For low-income patients, government hospitals charge minimal fees for cancer treatment, but all the other costs, including transport and loss of earnings still apply to patients using these facilities. In a study conducted by Dr Sarah and her team, it was shown that many women struggle with the costs of getting to and from government hospitals. Some of them even abandon follow-up treatment because they struggle to take time off work or to afford the transport even though they are not paying for the treatment itself.
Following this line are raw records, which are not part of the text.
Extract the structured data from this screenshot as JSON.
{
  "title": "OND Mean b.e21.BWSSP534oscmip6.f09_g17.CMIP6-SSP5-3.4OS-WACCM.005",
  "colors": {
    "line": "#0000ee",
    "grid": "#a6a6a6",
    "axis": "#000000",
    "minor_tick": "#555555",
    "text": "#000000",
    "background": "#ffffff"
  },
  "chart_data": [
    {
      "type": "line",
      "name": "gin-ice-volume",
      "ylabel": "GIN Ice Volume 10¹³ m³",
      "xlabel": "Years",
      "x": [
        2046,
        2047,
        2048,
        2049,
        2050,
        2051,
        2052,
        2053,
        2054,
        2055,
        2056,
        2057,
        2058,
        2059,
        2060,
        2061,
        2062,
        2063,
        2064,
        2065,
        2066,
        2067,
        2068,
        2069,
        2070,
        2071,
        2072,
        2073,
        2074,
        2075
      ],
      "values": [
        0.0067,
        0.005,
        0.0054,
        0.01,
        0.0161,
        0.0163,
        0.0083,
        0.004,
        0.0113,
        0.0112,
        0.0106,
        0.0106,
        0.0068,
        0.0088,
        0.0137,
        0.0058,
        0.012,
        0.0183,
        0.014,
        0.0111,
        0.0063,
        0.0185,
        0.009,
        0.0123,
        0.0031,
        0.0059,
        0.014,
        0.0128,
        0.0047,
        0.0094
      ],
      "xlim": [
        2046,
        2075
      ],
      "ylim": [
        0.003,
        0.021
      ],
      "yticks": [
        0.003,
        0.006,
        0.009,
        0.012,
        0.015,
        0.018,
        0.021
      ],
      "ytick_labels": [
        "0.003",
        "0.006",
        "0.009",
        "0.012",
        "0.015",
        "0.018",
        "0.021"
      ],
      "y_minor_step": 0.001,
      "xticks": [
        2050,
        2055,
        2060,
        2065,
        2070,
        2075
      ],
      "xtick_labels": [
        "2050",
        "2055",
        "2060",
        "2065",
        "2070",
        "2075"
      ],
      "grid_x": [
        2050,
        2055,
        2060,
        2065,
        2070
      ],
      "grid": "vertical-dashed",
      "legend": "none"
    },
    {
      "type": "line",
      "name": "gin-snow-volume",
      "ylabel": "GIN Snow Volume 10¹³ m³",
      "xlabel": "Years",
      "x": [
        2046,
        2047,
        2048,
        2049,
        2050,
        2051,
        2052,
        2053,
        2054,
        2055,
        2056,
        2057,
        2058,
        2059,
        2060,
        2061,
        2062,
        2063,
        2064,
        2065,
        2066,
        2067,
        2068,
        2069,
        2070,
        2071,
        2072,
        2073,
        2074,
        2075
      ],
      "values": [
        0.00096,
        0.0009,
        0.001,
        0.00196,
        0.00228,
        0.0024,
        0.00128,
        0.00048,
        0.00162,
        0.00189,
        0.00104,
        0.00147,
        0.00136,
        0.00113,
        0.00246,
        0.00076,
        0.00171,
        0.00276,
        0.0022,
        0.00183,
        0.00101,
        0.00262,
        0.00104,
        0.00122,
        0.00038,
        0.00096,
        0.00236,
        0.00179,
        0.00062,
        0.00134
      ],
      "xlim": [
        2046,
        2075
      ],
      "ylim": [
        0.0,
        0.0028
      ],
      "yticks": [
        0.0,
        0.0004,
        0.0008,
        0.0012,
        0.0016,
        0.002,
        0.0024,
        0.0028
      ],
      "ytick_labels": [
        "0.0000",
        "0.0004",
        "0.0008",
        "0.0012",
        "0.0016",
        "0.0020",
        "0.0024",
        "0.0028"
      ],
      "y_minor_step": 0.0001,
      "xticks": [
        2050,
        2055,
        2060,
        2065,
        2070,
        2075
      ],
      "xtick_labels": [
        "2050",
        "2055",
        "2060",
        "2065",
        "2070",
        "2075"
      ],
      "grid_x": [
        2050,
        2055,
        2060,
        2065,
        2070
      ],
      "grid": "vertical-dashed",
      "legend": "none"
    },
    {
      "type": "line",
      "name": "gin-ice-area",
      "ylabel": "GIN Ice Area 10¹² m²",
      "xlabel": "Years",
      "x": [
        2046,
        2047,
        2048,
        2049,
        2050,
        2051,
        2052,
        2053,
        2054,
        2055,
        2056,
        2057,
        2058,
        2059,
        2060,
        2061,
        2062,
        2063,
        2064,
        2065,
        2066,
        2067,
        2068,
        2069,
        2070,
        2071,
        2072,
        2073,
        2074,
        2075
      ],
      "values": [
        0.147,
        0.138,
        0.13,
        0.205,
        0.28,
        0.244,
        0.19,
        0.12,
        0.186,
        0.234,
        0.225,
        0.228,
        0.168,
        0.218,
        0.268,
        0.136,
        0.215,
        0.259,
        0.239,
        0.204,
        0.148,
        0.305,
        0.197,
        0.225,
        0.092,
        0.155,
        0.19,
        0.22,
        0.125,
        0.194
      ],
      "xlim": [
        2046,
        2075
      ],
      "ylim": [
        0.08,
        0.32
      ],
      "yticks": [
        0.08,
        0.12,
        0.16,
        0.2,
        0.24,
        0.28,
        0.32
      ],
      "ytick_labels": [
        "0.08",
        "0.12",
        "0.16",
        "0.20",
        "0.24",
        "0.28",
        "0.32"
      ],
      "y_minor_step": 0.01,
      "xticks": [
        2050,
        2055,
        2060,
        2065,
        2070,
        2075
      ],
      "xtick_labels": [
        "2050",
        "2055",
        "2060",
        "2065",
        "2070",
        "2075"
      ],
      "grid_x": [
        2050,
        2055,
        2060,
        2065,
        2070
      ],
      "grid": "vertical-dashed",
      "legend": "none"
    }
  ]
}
There is no question that a breast cancer diagnosis will have a significant impact on a woman’s savings and earning potential. For this reason, it is a good idea for any woman who can afford to, to take out income protection, which pays her income when she spends time away from work due to illness, and dread disease cover, which pays out a lump sum after a diagnosis that helps cover the medical costs and to make up for the time spent off work.
Women in lower income groups should at least have a hospital cash-back plan, which will allow them to receive a cash payout for every day that they are in hospital. They can also apply to government for a temporary disability grant if they are unable to work for the course of their treatment.
But, as Dr Sarah points out, a woman’s treatment and recovery will be greatly helped by supportive friends, family and employers – so if you know someone facing this daunting challenge, be aware that you can play a role in making their journey much easier just by understanding and being there.